I wrote an integer factorization function, but after messing around with it, I realized it had problems with a few numbers...

>>> pFactors(99) # it does work for numbers with multiple of one prime factor
[3, 3, 11]
>>> pFactors(999) # however, sometimes, it doesn't
[3, 37] # the actual prime factorization of 999 is [3, 3, 3, 37]. 
>>> pFactors(88)
[2, 11]
>>> pFactors(888)
[2, 3, 37]

What's wrong in my code?

def pFactors(n):
   """Finds the prime factors of 'n'"""
   from primes import isPrime
   from math import sqrt
   pFact, limit, check, num = [], int(round(sqrt(n), 2)) + 1, 2, n
   if isPrime(n):
      return [n]
   for check in range(2, limit):
      if isPrime(check) and num % check == 0:
         pFact.append(check)
         num /= check
         if isPrime(num):
            pFact.append(num)
            break
   pFact = sorted(pFact)
   return pFact

Answer 1

Modify like so :

def pFactors(n): 
        """Finds the prime factors of 'n'""" 
        from math import sqrt 
        pFact, limit, check, num = [], int(sqrt(n)) + 1, 2, n 
        if n == 1: return [1] 
        for check in range(2, limit): 
             while num % check == 0: 
                pFact.append(check) 
                num /= check 
        if num > 1: 
          pFact.append(num) 
        return pFact 

for i in range(1,1000):
        print pFactors(i)

Although I liked your code as originally written, a few points :

1. You do not need isPrime. The reason is that any prime in the range up to limit, that divides num, will also be the smallest divisor of any composite that divides num, so as you divide out those primes, you will prevent the composites they make up from being found as divisors later in the range, leaving you only with the prime factors.

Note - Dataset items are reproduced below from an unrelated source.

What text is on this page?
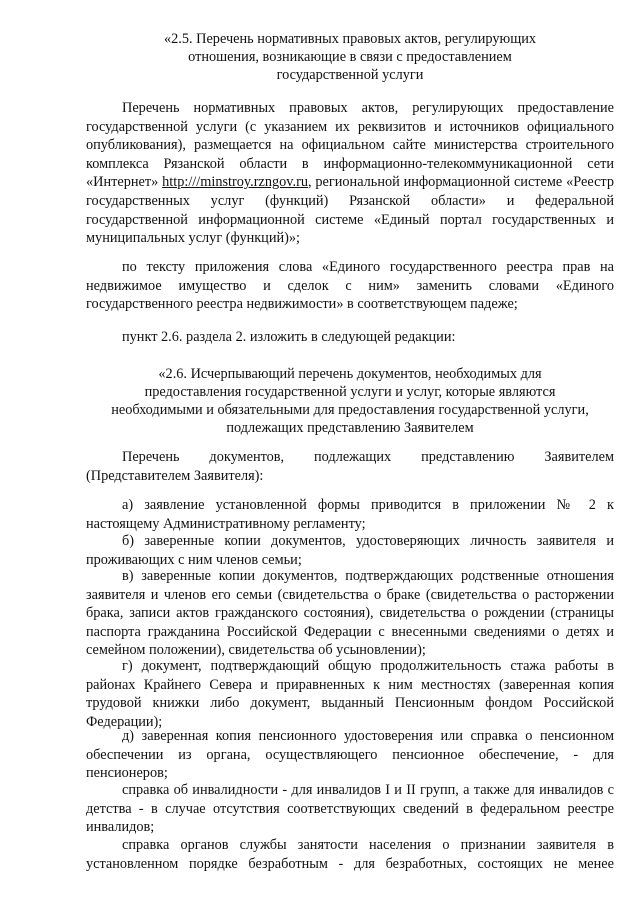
«2.5. Перечень нормативных правовых актов, регулирующих
отношения, возникающие в связи с предоставлением
государственной услуги

Перечень нормативных правовых актов, регулирующих предоставление государственной услуги (с указанием их реквизитов и источников официального опубликования), размещается на официальном сайте министерства строительного комплекса Рязанской области в информационно-телекоммуникационной сети «Интернет» http:///minstroy.rzngov.ru, региональной информационной системе «Реестр государственных услуг (функций) Рязанской области» и федеральной государственной информационной системе «Единый портал государственных и муниципальных услуг (функций)»;

по тексту приложения слова «Единого государственного реестра прав на недвижимое имущество и сделок с ним» заменить словами «Единого государственного реестра недвижимости» в соответствующем падеже;

пункт 2.6. раздела 2. изложить в следующей редакции:

«2.6. Исчерпывающий перечень документов, необходимых для
предоставления государственной услуги и услуг, которые являются
необходимыми и обязательными для предоставления государственной услуги,
подлежащих представлению Заявителем

Перечень документов, подлежащих представлению Заявителем (Представителем Заявителя):

а) заявление установленной формы приводится в приложении № 2 к настоящему Административному регламенту;

б) заверенные копии документов, удостоверяющих личность заявителя и проживающих с ним членов семьи;

в) заверенные копии документов, подтверждающих родственные отношения заявителя и членов его семьи (свидетельства о браке (свидетельства о расторжении брака, записи актов гражданского состояния), свидетельства о рождении (страницы паспорта гражданина Российской Федерации с внесенными сведениями о детях и семейном положении), свидетельства об усыновлении);

г) документ, подтверждающий общую продолжительность стажа работы в районах Крайнего Севера и приравненных к ним местностях (заверенная копия трудовой книжки либо документ, выданный Пенсионным фондом Российской Федерации);

д) заверенная копия пенсионного удостоверения или справка о пенсионном обеспечении из органа, осуществляющего пенсионное обеспечение, - для пенсионеров;

справка об инвалидности - для инвалидов I и II групп, а также для инвалидов с детства - в случае отсутствия соответствующих сведений в федеральном реестре инвалидов;

справка органов службы занятости населения о признании заявителя в установленном порядке безработным - для безработных, состоящих не менее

2. You do not need to sort the array, it is already sorted by virtue of check ascending in order.

3. The while loop added ensures that repeat factors are correctly found as long as they continue to divide num.

4. You can use congruences to filter out 2/3 of all numbers less than limit to check as divisors, can you see how?

The last few lines of the result above are :

[11, 89]
[2, 2, 5, 7, 7]
[3, 3, 109]
[2, 491]
[983]
[2, 2, 2, 3, 41]
[5, 197]
[2, 17, 29]
[3, 7, 47]
[2, 2, 13, 19]
[23, 43]
[2, 3, 3, 5, 11]
[991]
[2, 2, 2, 2, 2, 31]
[3, 331]
[2, 7, 71]
[5, 199]
[2, 2, 3, 83]
[997]
[2, 499]
[3, 3, 3, 37]

Answer 2

in the 999 example after you divide it by 3 the result (333) is also dividable by 3 which gives you 111 which you can also divide by 3 (and get 37). But in your code you only divide it once - what you need to do is once you find a prime that divide you current number is to keep dividing by that number until it's no longer possible.